Take for example this week's question for The Brunei Times online poll:

Something must be done to prevent the quite often power outages in this rich nation.

If you were to ask any educated/sane/coherent adult to answer this question, then most people would agree that YES it makes sense that something SHOULD be done. After all, who in their right mind would even suggest that getting the problem of power outage fixed is non desirable. So if the survey questions logically points to one answer, and you expect everyone to answer a particular way, then why bother to ask the question in the first place.

To drill this point of response bias home, consider this question DebatingBrunei came up with:

It is in Brunei's best interest and future economic wellbeing to diversify from oil and gas.

Would ANY of you actually click or choose Disagree? Chances are that no one would choose No, because by disagreeing, you're effectively condemning Brunei to a post-oil Brunei with the economy of a third world country. Therefore the question becomes pointless and is simply a wasted exercise in asking people to state the obvious.

Let us look at another question from The Brunei Times online poll:

Do you agree with the Government that fuel subsidies should be reduced step by step?

This one contains what they call a double barreled question, i.e. a question that contains 2 issues that can be answered differently.
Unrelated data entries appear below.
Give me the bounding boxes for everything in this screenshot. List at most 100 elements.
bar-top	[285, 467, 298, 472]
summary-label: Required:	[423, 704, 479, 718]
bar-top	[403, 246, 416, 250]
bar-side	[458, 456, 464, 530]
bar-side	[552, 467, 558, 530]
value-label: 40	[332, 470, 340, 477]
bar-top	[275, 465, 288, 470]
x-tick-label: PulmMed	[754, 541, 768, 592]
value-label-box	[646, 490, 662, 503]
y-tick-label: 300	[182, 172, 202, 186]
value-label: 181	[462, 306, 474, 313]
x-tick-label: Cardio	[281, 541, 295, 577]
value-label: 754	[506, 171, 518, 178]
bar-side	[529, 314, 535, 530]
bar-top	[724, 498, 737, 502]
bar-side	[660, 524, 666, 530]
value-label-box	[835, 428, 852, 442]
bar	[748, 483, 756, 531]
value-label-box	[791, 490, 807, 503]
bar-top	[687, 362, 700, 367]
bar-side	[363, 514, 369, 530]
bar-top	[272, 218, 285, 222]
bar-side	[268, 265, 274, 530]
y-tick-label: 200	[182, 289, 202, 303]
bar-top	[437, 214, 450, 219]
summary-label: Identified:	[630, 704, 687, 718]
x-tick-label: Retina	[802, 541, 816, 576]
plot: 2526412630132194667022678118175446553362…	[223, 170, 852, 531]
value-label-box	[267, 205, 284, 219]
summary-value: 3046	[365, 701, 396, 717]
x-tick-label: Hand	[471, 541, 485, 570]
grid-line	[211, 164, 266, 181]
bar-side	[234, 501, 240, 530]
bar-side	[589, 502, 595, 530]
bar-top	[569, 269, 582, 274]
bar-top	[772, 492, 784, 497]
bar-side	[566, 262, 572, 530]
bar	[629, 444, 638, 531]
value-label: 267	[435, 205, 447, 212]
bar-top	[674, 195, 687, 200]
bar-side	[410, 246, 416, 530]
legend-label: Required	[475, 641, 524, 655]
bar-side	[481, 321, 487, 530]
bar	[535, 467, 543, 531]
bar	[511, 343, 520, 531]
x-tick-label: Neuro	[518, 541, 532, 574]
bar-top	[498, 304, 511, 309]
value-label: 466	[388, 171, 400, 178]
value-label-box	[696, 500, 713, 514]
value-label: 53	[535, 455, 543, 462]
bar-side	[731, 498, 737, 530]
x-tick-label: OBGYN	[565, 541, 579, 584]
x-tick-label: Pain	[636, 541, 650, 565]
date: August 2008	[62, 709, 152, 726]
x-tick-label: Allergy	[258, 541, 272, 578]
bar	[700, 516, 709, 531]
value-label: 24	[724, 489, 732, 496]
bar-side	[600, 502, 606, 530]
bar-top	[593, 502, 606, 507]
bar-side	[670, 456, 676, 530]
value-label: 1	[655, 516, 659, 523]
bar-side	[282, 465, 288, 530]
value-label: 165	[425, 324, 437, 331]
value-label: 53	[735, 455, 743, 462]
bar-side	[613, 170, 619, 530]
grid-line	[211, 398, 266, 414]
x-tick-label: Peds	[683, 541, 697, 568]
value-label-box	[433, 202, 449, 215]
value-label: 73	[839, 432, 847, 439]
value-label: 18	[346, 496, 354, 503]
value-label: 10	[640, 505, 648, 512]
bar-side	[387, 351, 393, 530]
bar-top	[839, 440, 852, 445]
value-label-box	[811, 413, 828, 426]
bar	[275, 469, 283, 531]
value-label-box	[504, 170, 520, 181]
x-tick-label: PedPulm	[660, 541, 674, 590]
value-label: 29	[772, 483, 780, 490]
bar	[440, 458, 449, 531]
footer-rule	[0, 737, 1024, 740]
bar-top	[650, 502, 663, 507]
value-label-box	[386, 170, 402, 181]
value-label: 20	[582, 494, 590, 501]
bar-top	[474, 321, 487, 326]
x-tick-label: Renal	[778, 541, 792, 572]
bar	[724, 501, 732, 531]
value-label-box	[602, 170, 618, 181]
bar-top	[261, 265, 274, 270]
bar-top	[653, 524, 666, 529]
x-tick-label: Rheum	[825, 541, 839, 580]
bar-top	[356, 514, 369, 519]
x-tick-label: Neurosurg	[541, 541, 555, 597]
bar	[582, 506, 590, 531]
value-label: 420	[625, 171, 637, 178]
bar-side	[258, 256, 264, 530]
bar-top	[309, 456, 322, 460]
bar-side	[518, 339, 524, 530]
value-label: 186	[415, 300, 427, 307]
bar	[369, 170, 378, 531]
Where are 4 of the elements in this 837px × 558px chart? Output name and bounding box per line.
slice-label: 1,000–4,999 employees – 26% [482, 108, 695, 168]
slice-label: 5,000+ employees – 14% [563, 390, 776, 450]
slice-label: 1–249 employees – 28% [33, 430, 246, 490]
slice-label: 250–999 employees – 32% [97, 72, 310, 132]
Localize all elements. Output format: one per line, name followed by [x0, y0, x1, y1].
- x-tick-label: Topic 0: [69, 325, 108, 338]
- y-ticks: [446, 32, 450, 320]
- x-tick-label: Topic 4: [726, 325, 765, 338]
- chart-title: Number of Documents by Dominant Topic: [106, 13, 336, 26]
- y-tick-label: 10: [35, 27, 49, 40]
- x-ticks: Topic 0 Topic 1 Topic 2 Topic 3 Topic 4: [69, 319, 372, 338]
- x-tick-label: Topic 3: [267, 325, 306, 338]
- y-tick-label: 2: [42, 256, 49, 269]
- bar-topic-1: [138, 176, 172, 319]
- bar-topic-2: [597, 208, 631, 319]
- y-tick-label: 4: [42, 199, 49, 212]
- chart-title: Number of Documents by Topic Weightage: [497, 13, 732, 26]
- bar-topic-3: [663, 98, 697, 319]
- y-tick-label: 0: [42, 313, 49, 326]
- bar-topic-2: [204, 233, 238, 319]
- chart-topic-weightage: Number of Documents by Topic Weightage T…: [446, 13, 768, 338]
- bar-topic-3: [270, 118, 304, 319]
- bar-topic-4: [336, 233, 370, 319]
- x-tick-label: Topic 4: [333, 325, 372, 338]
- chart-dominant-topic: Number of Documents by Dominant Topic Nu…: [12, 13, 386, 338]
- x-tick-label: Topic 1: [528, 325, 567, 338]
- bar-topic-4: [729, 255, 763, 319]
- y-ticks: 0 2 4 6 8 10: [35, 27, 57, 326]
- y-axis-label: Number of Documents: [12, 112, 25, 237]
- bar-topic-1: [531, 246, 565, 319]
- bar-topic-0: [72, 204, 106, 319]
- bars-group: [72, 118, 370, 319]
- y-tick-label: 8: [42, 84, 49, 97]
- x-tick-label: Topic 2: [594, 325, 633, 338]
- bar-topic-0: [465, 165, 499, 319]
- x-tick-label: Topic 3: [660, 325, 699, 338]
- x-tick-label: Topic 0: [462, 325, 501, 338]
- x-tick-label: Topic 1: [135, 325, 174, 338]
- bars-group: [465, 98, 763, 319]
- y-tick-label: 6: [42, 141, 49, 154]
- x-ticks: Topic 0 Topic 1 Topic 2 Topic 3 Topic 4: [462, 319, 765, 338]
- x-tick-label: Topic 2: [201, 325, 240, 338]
In this particular example, one part of the issue is whether you agree/disagree that fuel subsidies should be reduced. The other issue is whether it should be reduced step by step. These are 2 entirely different issues. I can just as easily say I agree with reduction but NOT step by step and do it in one go. So the way the question is structured makes my response inaccurate as it assumes I have given the same response to 2 different issues altogether.

Survey and Polling questions should generally be designed with care so that responses are not biased, or are loaded to get a particular response so as to manipulate and redirect a particular response to an agenda or issue. And in the case of The Brunei Times, a media organisation, with good reach into the community with regards to social and economic issues, flawed survey and poll questions can have far reaching consequences.

Not sure who works on The Brunei Times online poll questions, but they need to get someone to design them better.